Tirer au sort les juges fédéraux – et seulement ceux-là – ne devrait probablement pas améliorer l’image que les gens ont de la justice. Ainsi nommés, ils ne devraient pas gagner beaucoup de légitimité, puisqu’ils seraient finalement là «par hasard». Le fait qu’il soit proposé aujourd’hui par un parti à l’Assemblée fédérale est à double tranchant. On peut y voir, à l’instar des initiants, le danger qu’ils soient redevables envers ceux qui les choisissent, d’autant qu’ils doivent être réélus tous les six ans. Mais on peut y voir, au contraire, une garantie de représentativité et de diversité, qu’on ne saurait tirer d’un chapeau.

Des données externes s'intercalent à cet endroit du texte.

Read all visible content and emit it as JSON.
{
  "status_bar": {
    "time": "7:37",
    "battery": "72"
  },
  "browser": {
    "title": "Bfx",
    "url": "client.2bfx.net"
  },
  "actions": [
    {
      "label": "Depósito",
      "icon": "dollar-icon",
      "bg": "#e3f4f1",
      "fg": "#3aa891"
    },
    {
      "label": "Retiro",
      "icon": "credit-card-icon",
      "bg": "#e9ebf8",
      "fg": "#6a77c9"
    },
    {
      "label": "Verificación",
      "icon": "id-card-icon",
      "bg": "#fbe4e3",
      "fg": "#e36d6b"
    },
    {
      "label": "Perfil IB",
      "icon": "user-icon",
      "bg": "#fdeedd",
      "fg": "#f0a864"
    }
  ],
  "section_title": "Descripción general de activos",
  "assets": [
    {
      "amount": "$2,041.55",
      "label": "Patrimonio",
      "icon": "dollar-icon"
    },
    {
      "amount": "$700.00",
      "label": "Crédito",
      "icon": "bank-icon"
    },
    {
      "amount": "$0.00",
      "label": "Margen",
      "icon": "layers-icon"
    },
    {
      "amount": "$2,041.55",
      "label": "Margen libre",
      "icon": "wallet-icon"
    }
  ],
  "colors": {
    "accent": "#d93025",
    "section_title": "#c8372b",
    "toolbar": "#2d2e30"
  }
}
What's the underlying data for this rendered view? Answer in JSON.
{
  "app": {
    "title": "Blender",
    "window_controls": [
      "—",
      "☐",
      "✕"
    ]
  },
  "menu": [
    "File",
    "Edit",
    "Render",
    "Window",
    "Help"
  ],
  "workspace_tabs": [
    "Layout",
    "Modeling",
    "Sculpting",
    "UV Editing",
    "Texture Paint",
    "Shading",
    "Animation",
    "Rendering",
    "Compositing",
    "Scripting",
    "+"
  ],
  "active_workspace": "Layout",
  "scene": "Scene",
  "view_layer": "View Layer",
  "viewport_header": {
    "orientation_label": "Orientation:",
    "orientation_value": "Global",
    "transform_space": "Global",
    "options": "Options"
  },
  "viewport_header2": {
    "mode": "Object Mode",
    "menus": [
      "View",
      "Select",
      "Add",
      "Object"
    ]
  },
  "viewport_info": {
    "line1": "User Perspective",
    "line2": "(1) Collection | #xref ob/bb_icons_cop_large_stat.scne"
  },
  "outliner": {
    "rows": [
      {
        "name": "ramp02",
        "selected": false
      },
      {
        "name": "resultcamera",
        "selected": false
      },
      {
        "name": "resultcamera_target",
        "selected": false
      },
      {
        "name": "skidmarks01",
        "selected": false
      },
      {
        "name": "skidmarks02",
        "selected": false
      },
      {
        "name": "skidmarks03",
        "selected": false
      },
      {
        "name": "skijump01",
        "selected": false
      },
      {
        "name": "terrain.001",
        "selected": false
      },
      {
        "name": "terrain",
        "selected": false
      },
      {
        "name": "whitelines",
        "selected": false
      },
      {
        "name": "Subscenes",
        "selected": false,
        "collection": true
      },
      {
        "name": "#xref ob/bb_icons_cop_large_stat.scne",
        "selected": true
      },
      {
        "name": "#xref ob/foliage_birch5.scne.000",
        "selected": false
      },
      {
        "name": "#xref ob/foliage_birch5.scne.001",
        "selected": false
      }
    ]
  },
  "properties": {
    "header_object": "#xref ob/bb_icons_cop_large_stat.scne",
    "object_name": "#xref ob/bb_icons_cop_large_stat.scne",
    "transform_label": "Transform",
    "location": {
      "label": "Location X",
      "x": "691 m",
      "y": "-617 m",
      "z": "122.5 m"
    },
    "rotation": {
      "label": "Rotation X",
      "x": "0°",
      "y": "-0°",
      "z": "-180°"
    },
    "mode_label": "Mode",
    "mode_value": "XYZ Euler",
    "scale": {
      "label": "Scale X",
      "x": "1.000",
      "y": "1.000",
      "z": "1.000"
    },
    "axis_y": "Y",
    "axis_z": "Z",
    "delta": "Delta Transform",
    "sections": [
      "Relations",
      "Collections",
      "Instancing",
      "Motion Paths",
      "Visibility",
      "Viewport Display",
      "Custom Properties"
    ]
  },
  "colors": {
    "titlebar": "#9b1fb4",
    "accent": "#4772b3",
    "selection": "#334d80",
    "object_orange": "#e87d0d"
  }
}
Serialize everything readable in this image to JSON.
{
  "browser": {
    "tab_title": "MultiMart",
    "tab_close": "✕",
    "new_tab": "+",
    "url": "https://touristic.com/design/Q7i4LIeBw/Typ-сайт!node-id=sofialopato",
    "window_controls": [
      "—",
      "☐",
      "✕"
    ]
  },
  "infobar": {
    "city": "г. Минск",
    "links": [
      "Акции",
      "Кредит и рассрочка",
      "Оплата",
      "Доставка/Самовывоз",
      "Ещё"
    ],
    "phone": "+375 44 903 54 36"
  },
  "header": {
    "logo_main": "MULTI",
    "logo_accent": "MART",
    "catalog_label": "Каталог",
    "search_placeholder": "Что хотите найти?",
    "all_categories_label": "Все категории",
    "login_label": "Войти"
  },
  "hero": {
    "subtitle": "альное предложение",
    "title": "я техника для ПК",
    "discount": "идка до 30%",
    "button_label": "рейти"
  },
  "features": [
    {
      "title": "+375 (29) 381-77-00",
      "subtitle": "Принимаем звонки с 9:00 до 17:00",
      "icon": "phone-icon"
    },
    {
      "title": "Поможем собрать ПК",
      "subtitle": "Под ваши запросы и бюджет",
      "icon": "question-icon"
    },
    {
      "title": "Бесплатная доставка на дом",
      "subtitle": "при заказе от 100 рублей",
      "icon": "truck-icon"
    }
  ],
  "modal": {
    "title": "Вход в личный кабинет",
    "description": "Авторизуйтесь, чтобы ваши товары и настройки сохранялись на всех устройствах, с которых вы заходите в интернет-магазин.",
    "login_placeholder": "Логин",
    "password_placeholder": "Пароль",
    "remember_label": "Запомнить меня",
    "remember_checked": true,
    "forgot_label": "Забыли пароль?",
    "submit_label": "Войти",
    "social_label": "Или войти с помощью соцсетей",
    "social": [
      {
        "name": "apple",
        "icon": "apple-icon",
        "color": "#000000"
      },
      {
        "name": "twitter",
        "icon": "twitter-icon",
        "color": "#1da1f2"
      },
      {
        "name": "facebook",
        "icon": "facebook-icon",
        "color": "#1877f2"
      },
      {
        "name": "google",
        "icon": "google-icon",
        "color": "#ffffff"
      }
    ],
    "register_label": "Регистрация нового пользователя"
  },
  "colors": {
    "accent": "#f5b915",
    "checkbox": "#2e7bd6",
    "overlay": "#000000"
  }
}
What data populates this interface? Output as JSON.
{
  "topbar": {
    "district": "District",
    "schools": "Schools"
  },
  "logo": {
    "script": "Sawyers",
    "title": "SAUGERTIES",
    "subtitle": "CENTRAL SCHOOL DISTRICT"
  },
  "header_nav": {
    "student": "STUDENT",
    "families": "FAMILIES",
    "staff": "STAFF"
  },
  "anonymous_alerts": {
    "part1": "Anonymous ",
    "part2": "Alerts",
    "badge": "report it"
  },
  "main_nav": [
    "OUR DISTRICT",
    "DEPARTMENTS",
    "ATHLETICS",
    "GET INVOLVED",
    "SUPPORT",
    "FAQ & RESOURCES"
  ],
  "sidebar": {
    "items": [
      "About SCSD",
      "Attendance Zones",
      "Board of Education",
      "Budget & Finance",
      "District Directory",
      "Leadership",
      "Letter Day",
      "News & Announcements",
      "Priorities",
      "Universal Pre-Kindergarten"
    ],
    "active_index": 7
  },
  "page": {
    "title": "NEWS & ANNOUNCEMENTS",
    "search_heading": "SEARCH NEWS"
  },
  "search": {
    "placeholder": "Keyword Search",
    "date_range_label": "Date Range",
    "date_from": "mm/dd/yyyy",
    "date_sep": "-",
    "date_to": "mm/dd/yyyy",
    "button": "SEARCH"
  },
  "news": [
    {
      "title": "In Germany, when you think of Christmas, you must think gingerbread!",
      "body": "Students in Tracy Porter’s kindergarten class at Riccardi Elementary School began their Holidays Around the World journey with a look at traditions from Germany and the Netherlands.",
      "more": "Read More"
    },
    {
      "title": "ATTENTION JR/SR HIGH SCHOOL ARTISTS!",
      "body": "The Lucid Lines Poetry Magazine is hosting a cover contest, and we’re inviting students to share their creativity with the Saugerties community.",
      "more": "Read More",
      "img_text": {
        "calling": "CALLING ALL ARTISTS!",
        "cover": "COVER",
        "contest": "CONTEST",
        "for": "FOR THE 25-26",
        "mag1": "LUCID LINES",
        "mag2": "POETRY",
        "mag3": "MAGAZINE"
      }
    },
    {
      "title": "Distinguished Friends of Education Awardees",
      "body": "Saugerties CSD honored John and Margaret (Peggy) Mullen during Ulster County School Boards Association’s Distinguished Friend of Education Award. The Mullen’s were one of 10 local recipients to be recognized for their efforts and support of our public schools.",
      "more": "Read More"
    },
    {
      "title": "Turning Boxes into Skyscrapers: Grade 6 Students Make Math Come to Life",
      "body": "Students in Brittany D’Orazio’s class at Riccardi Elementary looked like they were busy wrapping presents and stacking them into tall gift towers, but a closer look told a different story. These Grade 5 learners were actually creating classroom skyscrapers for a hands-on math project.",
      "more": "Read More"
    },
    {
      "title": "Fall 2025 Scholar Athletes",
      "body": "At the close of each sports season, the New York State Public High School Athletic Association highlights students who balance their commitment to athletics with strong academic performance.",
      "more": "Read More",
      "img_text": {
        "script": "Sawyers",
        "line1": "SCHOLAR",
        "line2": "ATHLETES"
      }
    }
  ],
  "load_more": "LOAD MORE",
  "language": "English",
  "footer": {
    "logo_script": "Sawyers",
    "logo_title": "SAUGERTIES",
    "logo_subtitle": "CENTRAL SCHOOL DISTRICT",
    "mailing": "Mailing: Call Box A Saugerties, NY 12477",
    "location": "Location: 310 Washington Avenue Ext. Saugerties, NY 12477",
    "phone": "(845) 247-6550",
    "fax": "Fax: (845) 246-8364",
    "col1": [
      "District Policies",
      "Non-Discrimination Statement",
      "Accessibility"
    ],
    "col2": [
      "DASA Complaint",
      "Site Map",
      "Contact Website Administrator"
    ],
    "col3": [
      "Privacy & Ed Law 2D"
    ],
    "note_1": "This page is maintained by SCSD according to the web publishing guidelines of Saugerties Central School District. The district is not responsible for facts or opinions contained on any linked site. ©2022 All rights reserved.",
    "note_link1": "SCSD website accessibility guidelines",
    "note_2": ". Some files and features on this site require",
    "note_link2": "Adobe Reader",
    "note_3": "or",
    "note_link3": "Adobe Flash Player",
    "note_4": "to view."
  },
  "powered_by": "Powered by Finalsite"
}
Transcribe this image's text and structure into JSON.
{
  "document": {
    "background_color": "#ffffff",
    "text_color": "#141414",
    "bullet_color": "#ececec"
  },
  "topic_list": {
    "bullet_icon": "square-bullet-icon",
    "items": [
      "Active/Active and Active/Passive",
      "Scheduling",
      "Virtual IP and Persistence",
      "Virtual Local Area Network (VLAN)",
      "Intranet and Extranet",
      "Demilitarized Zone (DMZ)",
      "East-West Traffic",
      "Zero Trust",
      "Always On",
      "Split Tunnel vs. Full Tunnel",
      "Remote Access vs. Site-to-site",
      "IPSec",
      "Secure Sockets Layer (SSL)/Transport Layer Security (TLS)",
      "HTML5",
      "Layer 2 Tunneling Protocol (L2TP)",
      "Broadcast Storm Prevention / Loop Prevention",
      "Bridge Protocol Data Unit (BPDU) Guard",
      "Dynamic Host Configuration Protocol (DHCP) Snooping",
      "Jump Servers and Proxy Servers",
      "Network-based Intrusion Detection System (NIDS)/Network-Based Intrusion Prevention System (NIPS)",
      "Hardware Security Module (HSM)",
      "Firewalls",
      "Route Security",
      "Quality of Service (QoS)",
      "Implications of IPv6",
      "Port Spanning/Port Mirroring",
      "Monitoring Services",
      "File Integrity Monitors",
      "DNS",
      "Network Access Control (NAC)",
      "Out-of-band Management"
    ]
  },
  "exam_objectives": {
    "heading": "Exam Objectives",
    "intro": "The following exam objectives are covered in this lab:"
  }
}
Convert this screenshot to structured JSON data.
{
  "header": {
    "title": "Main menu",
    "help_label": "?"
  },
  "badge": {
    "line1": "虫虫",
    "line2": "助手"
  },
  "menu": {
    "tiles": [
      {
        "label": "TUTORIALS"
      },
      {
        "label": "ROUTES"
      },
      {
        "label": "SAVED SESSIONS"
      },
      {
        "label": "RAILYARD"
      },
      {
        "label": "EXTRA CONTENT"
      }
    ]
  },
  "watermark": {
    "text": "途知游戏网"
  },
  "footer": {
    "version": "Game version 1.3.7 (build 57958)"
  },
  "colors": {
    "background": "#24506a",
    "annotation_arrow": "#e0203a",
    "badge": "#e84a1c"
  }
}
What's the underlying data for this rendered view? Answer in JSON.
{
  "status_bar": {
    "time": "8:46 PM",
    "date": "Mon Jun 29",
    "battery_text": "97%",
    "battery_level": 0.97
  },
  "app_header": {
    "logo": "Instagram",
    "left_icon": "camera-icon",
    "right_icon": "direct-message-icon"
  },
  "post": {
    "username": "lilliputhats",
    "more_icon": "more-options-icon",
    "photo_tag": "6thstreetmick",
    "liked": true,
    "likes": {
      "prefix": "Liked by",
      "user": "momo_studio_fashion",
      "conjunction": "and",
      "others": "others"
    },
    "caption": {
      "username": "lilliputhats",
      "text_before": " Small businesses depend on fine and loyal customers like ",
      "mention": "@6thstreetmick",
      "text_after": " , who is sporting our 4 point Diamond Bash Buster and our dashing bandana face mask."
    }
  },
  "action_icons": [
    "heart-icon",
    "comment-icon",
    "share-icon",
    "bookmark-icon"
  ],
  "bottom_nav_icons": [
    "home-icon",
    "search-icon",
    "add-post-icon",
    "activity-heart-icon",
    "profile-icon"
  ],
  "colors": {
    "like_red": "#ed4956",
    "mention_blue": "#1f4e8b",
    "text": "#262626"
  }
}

En Suisse, les décisions du Tribunal fédéral sont très rarement contestées ou commentées par les milieux politiques, séparation des pouvoirs oblige. L’UDC s’y est risqué avec un juge issu de ses rangs, le Valaisan Yves Donzallaz, dont elle trouvait les décisions non conformes à la ligne du parti. Mais la majorité du Parlement a reconduit le juge en septembre 2020. Le système actuel a fait ses preuves depuis bientôt 150 ans. Le changer aujourd’hui dans un mouvement d’humeur paraît une aventure très hasardeuse.

En 2019, le TF a traité, toutes affaires confondues, 7798 dossiers. Il a admis, tout ou partiellement, 1164 recours, soit 14,9%. En termes de probabilité, les justiciables ont près d’une 1 chance sur 7 de gagner au TF. Et cela n’a pas grand-chose à voir avec le hasard.